Markus believes he can help raise awareness of issues through his music. But he can also send a message to young people that they’re not alone.
He is especially passionate about teaching the world that eating disorders also affect men and has bravely spoke about his own challenges.
‘I am currently battling with anorexia nervosa. It’s a pretty important topic… it is a challenge that both men and women might face and equal emphasis should be placed for both,’ he said.
‘I am also very open about my struggles with my eating disorder because I don’t want to be ashamed of it.’
Markcus has many fans across Asia and not just because of his catchy pop tunes. He often sings about taboo topics which strike a chord with young people.

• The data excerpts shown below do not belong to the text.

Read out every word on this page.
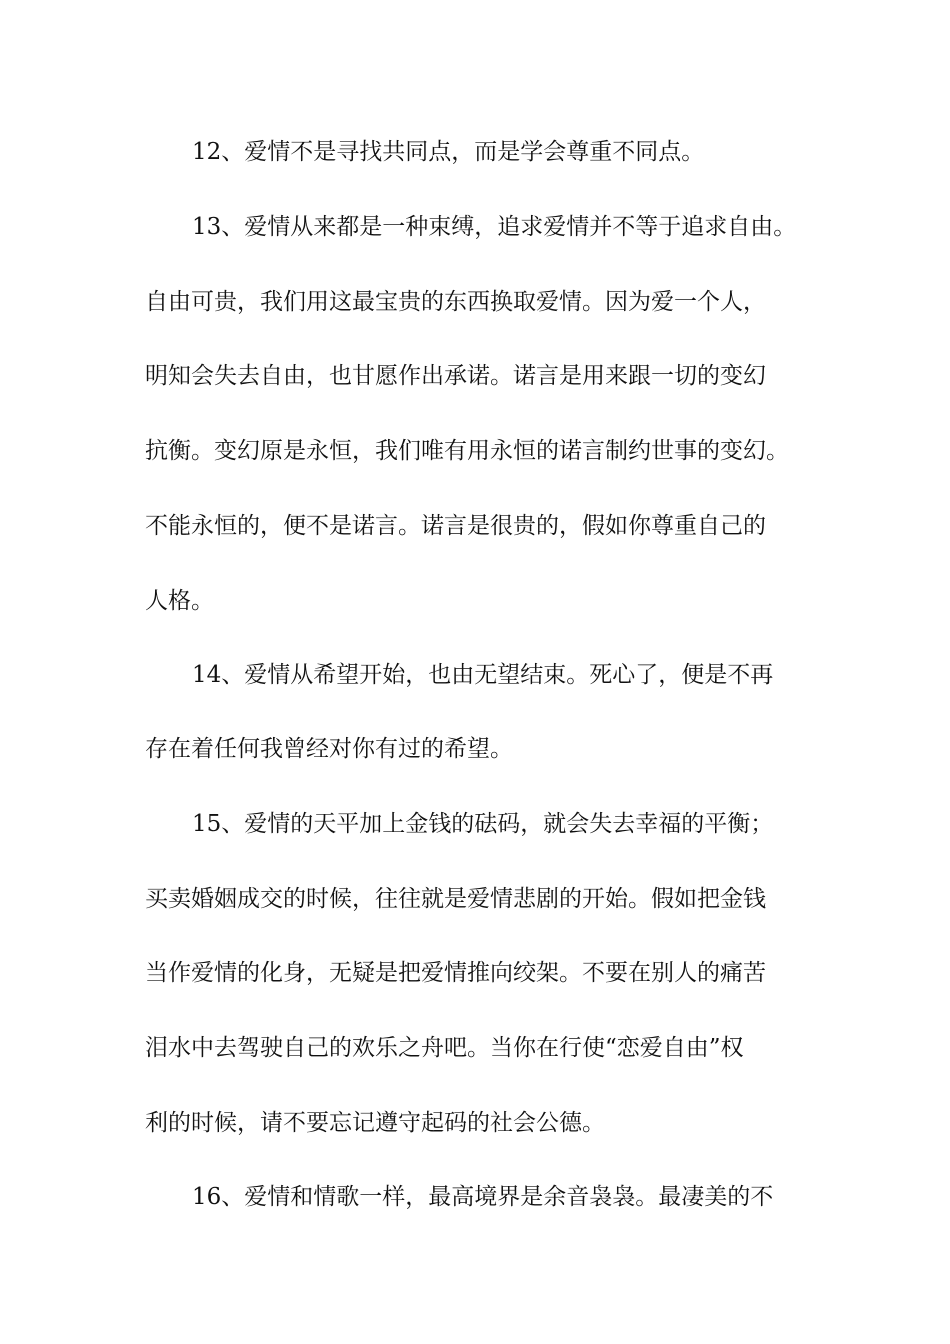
12、爱情不是寻找共同点，而是学会尊重不同点。
13、爱情从来都是一种束缚，追求爱情并不等于追求自由。
自由可贵，我们用这最宝贵的东西换取爱情。因为爱一个人，
明知会失去自由，也甘愿作出承诺。诺言是用来跟一切的变幻
抗衡。变幻原是永恒，我们唯有用永恒的诺言制约世事的变幻。
不能永恒的，便不是诺言。诺言是很贵的，假如你尊重自己的
人格。
14、爱情从希望开始，也由无望结束。死心了，便是不再
存在着任何我曾经对你有过的希望。
15、爱情的天平加上金钱的砝码，就会失去幸福的平衡；
买卖婚姻成交的时候，往往就是爱情悲剧的开始。假如把金钱
当作爱情的化身，无疑是把爱情推向绞架。不要在别人的痛苦
泪水中去驾驶自己的欢乐之舟吧。当你在行使“恋爱自由”权
利的时候，请不要忘记遵守起码的社会公德。
16、爱情和情歌一样，最高境界是余音袅袅。最凄美的不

As a result his music has brought together people from across the region who love his music and also have shared experiences they’ve bonded over.
‘I hope that my music would also create a community of people who would be there to support one another through their tough times,’ Markcus said.
‘I’ve seen so many of my listeners become really good friends and that’s really heartwarming. To let them know that they are not alone in whatever challenges they might have in life.
‘But on a bigger scale, I’ve seen what music positive energies music can bring to its listeners and I hope I could do the same.
‘I mean, I don’t want a kid to feel what I felt many years back. Abandoned and forgotten by the systems in place.’
The singer just wrapped a month of touring with a moving performance at Hong Kong’s massive Pink Dot festival. Pink Dot celebrates Hong Kong’s vibrant LGBTI community.
For Markcus it was the perfect way to end his tour. For him, the LGBTI community ‘has always held a special place in my heart’.
That could be because he is bisexual or because he has a lot of friends who are still in the closet.
‘I truly believe that they deserve to have the freedom to appreciate and love their partners in the light instead of hiding in the shadows. It is a cold world here for for these youths,’ he said.
‘And I though, I love my home, I also want my friends to be able feel at ease as well as to appreciate a place that accepts them for who they are without being denying their basic rights to love.
‘Everyone deserves equal opportunities for happiness. No one, should ever be made to feel like they don’t belong or they are undeserving of the life they are given.’